Nb. My initial comment was that I am 'pretty sure' they'll always need it
My main point, however, is that I agree with the Psychological Society's research that genes are not at the root of mental distress and that the factors are very complicated. Dishing out drugs as GPs do for the slightest hint of depression is NOT the answer. Therapy is very very difficult but it can work very well in my experience. That's all.
I think it does imply that support was inadequate before. Otherwise surely the improved support didn't prompt the "turnaround"?
Your posts are utterly confusing.
Look I know you want to 'read into' what I said and you're determined that I think that parents of sn children are to blame for their children having these needs. You're deliberately misinterpreting my posts and making me overexplain my point. Children with sn need adequate support. They have special needs that require adequate support. See my post above for an example of great support for autistic children. And that is all. Do you understand now what I'm saying? Surely this is a commonly acknowledged statement and does not imply that parental care is 'inadequate??'
I have no clue who Oliver James is, and I'm not going to comment on parenting special needs children as I have no clue.
I do think that AD's are dished out far too easily though and although for many they do work, but for me they were like papering over the cracks, you still have to address the underlying issues, and once you go down the AD route it's bloody hard to come back and get off them, I've spent years trying to come off and failing because of debilitating withdrawals, and there is no help or information with withdrawing from AD's, my blog:
My main point, however, is that I agree with the Psychological Society's research that genes are not at the root of mental distress and that the factors are very complicated.
Sorry, when you say, 'mental distress', are you referring to something specific - or is that an umbrella term for depression, bipolar disorder, schizophrenia etc - because as far as I know the influence of genetic factors in these and other disorders, are still being researched.
Therapy is very very difficult but it can work very well in my experience. That's all.
No-one is saying therapy doesn't work well, it can and does. And sometimes it does in combination with drugs, and sometimes it is not appropriate for the circumstances in a person's life, and will not help in the way that drugs would.
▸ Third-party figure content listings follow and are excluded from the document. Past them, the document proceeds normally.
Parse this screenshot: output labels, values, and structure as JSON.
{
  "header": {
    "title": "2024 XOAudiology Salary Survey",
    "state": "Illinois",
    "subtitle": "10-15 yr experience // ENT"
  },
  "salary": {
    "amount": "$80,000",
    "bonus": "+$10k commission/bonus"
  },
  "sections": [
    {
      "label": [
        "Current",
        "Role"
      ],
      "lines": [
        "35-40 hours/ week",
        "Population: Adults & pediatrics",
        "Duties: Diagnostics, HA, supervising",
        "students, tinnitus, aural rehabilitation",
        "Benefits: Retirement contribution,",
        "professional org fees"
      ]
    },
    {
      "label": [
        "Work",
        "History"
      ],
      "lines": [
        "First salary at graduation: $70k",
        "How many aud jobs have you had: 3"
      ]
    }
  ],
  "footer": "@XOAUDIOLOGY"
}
snoopy I think possibley we should just disengage. I was merely responding to what you wrote. Of course I don't know how you feel about the parents with children with sn that you know.
Most parents of children with ASD, though by no means all, agree that there is a strong genetic predisposition in their family. Though I'm not sure any of them would describe ASD as a MH issue, certainly it can lead to MH problems.
I'm sure schizophrenia is highly inheritable too???.
I personally think drugs do have an important part to play in the treatment of MH. I don't think they should be prescribed willy nilly, but they are another weapon in the battle.
I was really interested to read your blog. I was aware that these drugs were addictive but I had no idea of the horrible nightmare that they can sometimes induce. Helps me understand a little bit better why they just can't keep off them. Thank you so much for posting this blog. I hope that you're ok! Sounds like you've been through the wars. I'm glad you've got a sweet husband and your sons to help you through it all.
Sorry I edited my last message and realise now that it doesn't read very well. When I say 'they' I was just referring to some friends and family who have been, like you, on Prozac or similar drugs for a very long time.
snoopy, I'm a depressive. I come from a long line of depressives. I respond really, really well to low dose SSRIs. But as I don't know what makes me depressed, I don't find talking therapies helpful. So in my case, the drugs do work and thank fuck for them. Yes, probably on them for the rest of my life, but so what? Without them my life would probably be shorter...
I should add... like ubermumsy the drugs work for me.